Data-Derived Modeling Characterizes Plasticity of MAPK Signaling in Melanoma

The majority of melanomas have been shown to harbor somatic mutations in the RAS-RAF-MEK-MAPK and PI3K-AKT pathways, which play a major role in regulation of proliferation and survival. The prevalence of these mutations makes these kinase signal transduction pathways an attractive target for cancer therapy. However, tumors have generally shown adaptive resistance to treatment. This adaptation is achieved in melanoma through its ability to undergo neovascularization, migration and rearrangement of signaling pathways. To understand the dynamic, nonlinear behavior of signaling pathways in cancer, several computational modeling approaches have been suggested. Most of those models require that the pathway topology remains constant over the entire observation period. However, changes in topology might underlie adaptive behavior to drug treatment. To study signaling rearrangements, here we present a new approach based on Fuzzy Logic (FL) that predicts changes in network architecture over time. This adaptive modeling approach was used to investigate pathway dynamics in a newly acquired experimental dataset describing total and phosphorylated protein signaling over four days in A375 melanoma cell line exposed to different kinase inhibitors. First, a generalized strategy was established to implement a parameter-reduced FL model encoding non-linear activity of a signaling network in response to perturbation. Next, a literature-based topology was generated and parameters of the FL model were derived from the full experimental dataset. Subsequently, the temporal evolution of model performance was evaluated by leaving time-defined data points out of training. Emerging discrepancies between model predictions and experimental data at specific time points allowed the characterization of potential network rearrangement. We demonstrate that this adaptive FL modeling approach helps to enhance our mechanistic understanding of the molecular plasticity of melanoma.
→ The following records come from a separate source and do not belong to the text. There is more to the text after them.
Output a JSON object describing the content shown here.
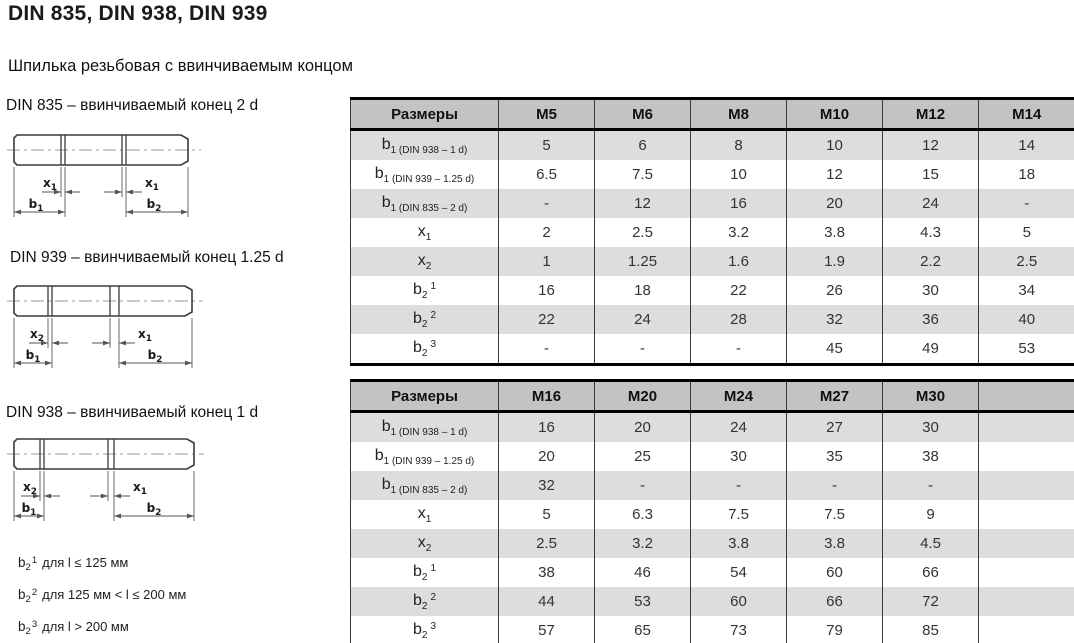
{
  "page": {
    "title": "DIN 835, DIN 938, DIN 939",
    "subtitle": "Шпилька резьбовая с ввинчиваемым концом"
  },
  "diagrams": [
    {
      "caption": "DIN 835 – ввинчиваемый конец 2 d",
      "x_left": {
        "base": "x",
        "sub": "1"
      },
      "x_right": {
        "base": "x",
        "sub": "1"
      },
      "b_left": {
        "base": "b",
        "sub": "1"
      },
      "b_right": {
        "base": "b",
        "sub": "2"
      }
    },
    {
      "caption": "DIN 939 – ввинчиваемый конец 1.25 d",
      "x_left": {
        "base": "x",
        "sub": "2"
      },
      "x_right": {
        "base": "x",
        "sub": "1"
      },
      "b_left": {
        "base": "b",
        "sub": "1"
      },
      "b_right": {
        "base": "b",
        "sub": "2"
      }
    },
    {
      "caption": "DIN 938 – ввинчиваемый конец 1 d",
      "x_left": {
        "base": "x",
        "sub": "2"
      },
      "x_right": {
        "base": "x",
        "sub": "1"
      },
      "b_left": {
        "base": "b",
        "sub": "1"
      },
      "b_right": {
        "base": "b",
        "sub": "2"
      }
    }
  ],
  "footnotes": [
    {
      "base": "b",
      "sub": "2",
      "sup": "1",
      "text": "для l ≤ 125 мм"
    },
    {
      "base": "b",
      "sub": "2",
      "sup": "2",
      "text": "для 125 мм < l ≤ 200 мм"
    },
    {
      "base": "b",
      "sub": "2",
      "sup": "3",
      "text": "для l > 200 мм"
    }
  ],
  "tables": [
    {
      "header": [
        "Размеры",
        "M5",
        "M6",
        "M8",
        "M10",
        "M12",
        "M14"
      ],
      "rows": [
        {
          "base": "b",
          "sub": "1 (DIN 938 – 1 d)",
          "sup": "",
          "values": [
            "5",
            "6",
            "8",
            "10",
            "12",
            "14"
          ]
        },
        {
          "base": "b",
          "sub": "1 (DIN 939 – 1.25 d)",
          "sup": "",
          "values": [
            "6.5",
            "7.5",
            "10",
            "12",
            "15",
            "18"
          ]
        },
        {
          "base": "b",
          "sub": "1 (DIN 835 – 2 d)",
          "sup": "",
          "values": [
            "-",
            "12",
            "16",
            "20",
            "24",
            "-"
          ]
        },
        {
          "base": "x",
          "sub": "1",
          "sup": "",
          "values": [
            "2",
            "2.5",
            "3.2",
            "3.8",
            "4.3",
            "5"
          ]
        },
        {
          "base": "x",
          "sub": "2",
          "sup": "",
          "values": [
            "1",
            "1.25",
            "1.6",
            "1.9",
            "2.2",
            "2.5"
          ]
        },
        {
          "base": "b",
          "sub": "2",
          "sup": "1",
          "values": [
            "16",
            "18",
            "22",
            "26",
            "30",
            "34"
          ]
        },
        {
          "base": "b",
          "sub": "2",
          "sup": "2",
          "values": [
            "22",
            "24",
            "28",
            "32",
            "36",
            "40"
          ]
        },
        {
          "base": "b",
          "sub": "2",
          "sup": "3",
          "values": [
            "-",
            "-",
            "-",
            "45",
            "49",
            "53"
          ]
        }
      ]
    },
    {
      "header": [
        "Размеры",
        "M16",
        "M20",
        "M24",
        "M27",
        "M30",
        ""
      ],
      "rows": [
        {
          "base": "b",
          "sub": "1 (DIN 938 – 1 d)",
          "sup": "",
          "values": [
            "16",
            "20",
            "24",
            "27",
            "30",
            ""
          ]
        },
        {
          "base": "b",
          "sub": "1 (DIN 939 – 1.25 d)",
          "sup": "",
          "values": [
            "20",
            "25",
            "30",
            "35",
            "38",
            ""
          ]
        },
        {
          "base": "b",
          "sub": "1 (DIN 835 – 2 d)",
          "sup": "",
          "values": [
            "32",
            "-",
            "-",
            "-",
            "-",
            ""
          ]
        },
        {
          "base": "x",
          "sub": "1",
          "sup": "",
          "values": [
            "5",
            "6.3",
            "7.5",
            "7.5",
            "9",
            ""
          ]
        },
        {
          "base": "x",
          "sub": "2",
          "sup": "",
          "values": [
            "2.5",
            "3.2",
            "3.8",
            "3.8",
            "4.5",
            ""
          ]
        },
        {
          "base": "b",
          "sub": "2",
          "sup": "1",
          "values": [
            "38",
            "46",
            "54",
            "60",
            "66",
            ""
          ]
        },
        {
          "base": "b",
          "sub": "2",
          "sup": "2",
          "values": [
            "44",
            "53",
            "60",
            "66",
            "72",
            ""
          ]
        },
        {
          "base": "b",
          "sub": "2",
          "sup": "3",
          "values": [
            "57",
            "65",
            "73",
            "79",
            "85",
            ""
          ]
        }
      ]
    }
  ],
  "colors": {
    "header_bg": "#c3c3c3",
    "stripe_bg": "#dddddd",
    "border": "#000000"
  }
}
Signal transduction pathways can be described as static routes, transmitting extrinsic signals to the nucleus to induce a transcriptional response. In contrast to this reductionist view, the emerging paradigm is that signaling networks undergo dynamic crosstalk, both in disease and physiological conditions. To understand complex pathway behavior, it is necessary to develop methods to identify pathway interactions that are active as a consequence of stimuli and, importantly, to describe their evolution in time. To that end, we developed a method relying on prior knowledge networks in order to predict signaling crosstalk evolution, in response to perturbation and over time. The challenge we addressed was to establish a method dependent on information related to the topology of reported interactions, and not their mechanistic characteristics, and at the same time complex enough to reproduce the behavior of the signaling intermediates. The work presented here demonstrates that such an approach can be used to predict mechanisms that melanoma uses to rearrange its signaling and maintain its abnormal proliferation upon treatment.